Responding to concerns that the accounting for share-based payments to employees is too complex and costly for companies to apply, the Financial Accounting Standards Board has agreed to look into ways to improve the standard adopted in 2004.
At its meeting last week, the board added a project to address the accounting for share-based payments as part of its broader simplification initiative aimed at reducing the cost and complexity of financial reporting while improving or maintaining the usefulness of information reported to investors.
Areas to be scrutinized include minimum statutory withholdings, the presentation of employee taxes paid when the company withholds shares to meet those minimum withholding requirements, the accounting for forfeitures, the accounting for income taxes upon vesting or settlement of awards and the presentation of excess tax benefits.
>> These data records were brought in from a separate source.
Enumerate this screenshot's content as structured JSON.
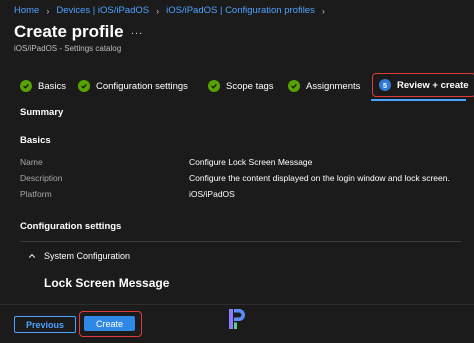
{
  "breadcrumb": [
    "Home",
    "Devices | iOS/iPadOS",
    "iOS/iPadOS | Configuration profiles"
  ],
  "header": {
    "title": "Create profile",
    "more": "...",
    "subtitle": "iOS/iPadOS - Settings catalog"
  },
  "tabs": [
    {
      "label": "Basics",
      "state": "complete"
    },
    {
      "label": "Configuration settings",
      "state": "complete"
    },
    {
      "label": "Scope tags",
      "state": "complete"
    },
    {
      "label": "Assignments",
      "state": "complete"
    },
    {
      "label": "Review + create",
      "state": "active",
      "number": "5"
    }
  ],
  "summary": {
    "heading": "Summary",
    "basics_heading": "Basics",
    "rows": [
      {
        "label": "Name",
        "value": "Configure Lock Screen Message"
      },
      {
        "label": "Description",
        "value": "Configure the content displayed on the login window and lock screen."
      },
      {
        "label": "Platform",
        "value": "iOS/iPadOS"
      }
    ],
    "config_heading": "Configuration settings",
    "system_config": "System Configuration",
    "setting": "Lock Screen Message"
  },
  "footer": {
    "previous_label": "Previous",
    "create_label": "Create"
  },
  "colors": {
    "background": "#1b1b1b",
    "link": "#4ea2ff",
    "success": "#57a300",
    "primary": "#2f88e6",
    "highlight": "#e03b3b"
  }
}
Ernst & Young welcomed the move in an alert to clients. “We support FASB’s effort to simplify the accounting for share-based payments for public and nonpublic entities,” it said.
FASB’s Statement 123(R) requires all share-based payments to employees to be recognized in the income statement based on their fair values. A recent post-implementation review conducted by the Financial Accounting Foundation concluded that although public companies generally can understand and apply the standard, private companies often have difficulty understanding and applying it because of “the complexity of the financial instruments they use for share-based payment awards and their lack of internal expertise.”
FASB Chairman Russ Golden said in August when the board received FAF’s report that there were no immediate plans to take up any rulemaking as a result of the findings, but the board would “continue our outreach to stakeholders to identify improvements to account for share-based payment transactions.”
As part of the new project, FASB has also asked staff to look into some additional areas that could make the accounting requirements easier for private companies to apply, such as practical expedients related to intrinsic value, expected term and formula value plans.